As with any popular deal formulated in Washington, the singing that stems from both sides of the aisle urges politicians to rush to the table. Compromise is the key above all else, and the table is where real consensus-building can take place. In any negotiating scenario the situation practically describes itself. Two sides in opposition come together in harmony and hash out an agreement. But what happens when both sides already agree on the main points?

There have been spurious movements over the past several years in the U.S. to create viable third parties to disrupt a transparently broken political system. While Perot made the most headway, momentum has continued to grow against the stream of D.C. politics in small doses every election year. The problem, of course, is that before we begin to consult the possibility of a third party in this country a second party must arise.

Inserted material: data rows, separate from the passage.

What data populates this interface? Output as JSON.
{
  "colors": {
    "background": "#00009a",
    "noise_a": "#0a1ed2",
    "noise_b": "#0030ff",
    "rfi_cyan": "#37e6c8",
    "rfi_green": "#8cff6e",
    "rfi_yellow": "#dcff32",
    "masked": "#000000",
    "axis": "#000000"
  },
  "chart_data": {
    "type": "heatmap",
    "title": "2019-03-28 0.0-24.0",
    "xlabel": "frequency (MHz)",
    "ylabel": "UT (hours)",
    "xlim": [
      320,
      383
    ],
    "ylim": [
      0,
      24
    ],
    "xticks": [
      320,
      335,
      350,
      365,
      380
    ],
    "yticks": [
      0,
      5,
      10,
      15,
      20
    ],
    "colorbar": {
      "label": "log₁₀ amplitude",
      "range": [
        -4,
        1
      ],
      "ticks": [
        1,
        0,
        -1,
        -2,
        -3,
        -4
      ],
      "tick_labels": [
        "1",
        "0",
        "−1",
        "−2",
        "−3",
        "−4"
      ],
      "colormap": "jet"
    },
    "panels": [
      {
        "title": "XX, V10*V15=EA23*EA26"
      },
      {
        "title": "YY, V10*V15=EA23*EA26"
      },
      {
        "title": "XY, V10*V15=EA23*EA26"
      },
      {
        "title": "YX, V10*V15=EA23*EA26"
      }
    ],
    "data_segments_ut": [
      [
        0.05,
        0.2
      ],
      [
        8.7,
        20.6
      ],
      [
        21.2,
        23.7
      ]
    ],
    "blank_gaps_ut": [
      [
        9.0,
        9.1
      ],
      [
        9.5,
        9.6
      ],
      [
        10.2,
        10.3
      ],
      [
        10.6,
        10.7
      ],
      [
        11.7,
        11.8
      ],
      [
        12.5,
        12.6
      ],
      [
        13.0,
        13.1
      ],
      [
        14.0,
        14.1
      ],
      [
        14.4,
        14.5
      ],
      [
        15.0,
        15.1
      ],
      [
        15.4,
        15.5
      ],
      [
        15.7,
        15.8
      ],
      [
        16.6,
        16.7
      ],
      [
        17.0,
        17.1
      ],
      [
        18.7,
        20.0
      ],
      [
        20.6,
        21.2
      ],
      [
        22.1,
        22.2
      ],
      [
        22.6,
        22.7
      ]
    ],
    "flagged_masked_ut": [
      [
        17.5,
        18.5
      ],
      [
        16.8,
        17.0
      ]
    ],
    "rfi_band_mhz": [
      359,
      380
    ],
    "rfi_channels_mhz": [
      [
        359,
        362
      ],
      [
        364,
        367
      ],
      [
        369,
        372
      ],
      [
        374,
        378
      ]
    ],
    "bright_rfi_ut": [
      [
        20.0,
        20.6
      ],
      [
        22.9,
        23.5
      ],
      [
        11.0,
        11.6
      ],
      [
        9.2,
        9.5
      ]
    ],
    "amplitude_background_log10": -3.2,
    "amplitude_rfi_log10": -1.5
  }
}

It has become increasingly explicit that the Left has been without representation for quite some time. On just about every major issue that matters the Democrats will mold to fit a center-right caricature. Yet time and time again the conventional wisdom demands one party is at odds with the other, victims of hyper polarization. The truth of the matter is one party governs in D.C. and has been doing so with the Democratic Party’s help for a long while.

This latest budget deal, the one trumpeted by those in charge of the consensus coalition, proves once more just how desperately this country needs a second political party. As the public at large is able to sigh with relief over the forestallment of another government shutdown, a few sectors are not so fortunate.

What about the 1.3 million Americans who are without jobs, cannot find work, and are now facing the loss of unemployment insurance? From their kitchen tables this deal, known as the Murray-Ryan budget, actually looks pretty grim. Here are people already down in a less than impressive economy. Suddenly they have been kicked, and kicked hard.

And what about the federal workers and those in the military who now stare at the prospect of contributing more to their pensions? In effect taking a pay cut, these people don’t see much to celebrate in the spirit of compromise. If this was not enough, not one detail in the budget sheds light on the fact that tax loopholes remain wide open and rates untouched.

This depiction sounds very similar to the futile conservative-driven attack on food stamps. But attacks on the less fortunate are expected from the Right. What is required in any two party system, however, is a voice for the Left. Where was the Left during this latest budget deal, then? Unfortunately, the Left was nowhere to be seen during negotiations. Rest assured plenty of Democratic representatives were present and ready to make concessions at a moment’s notice.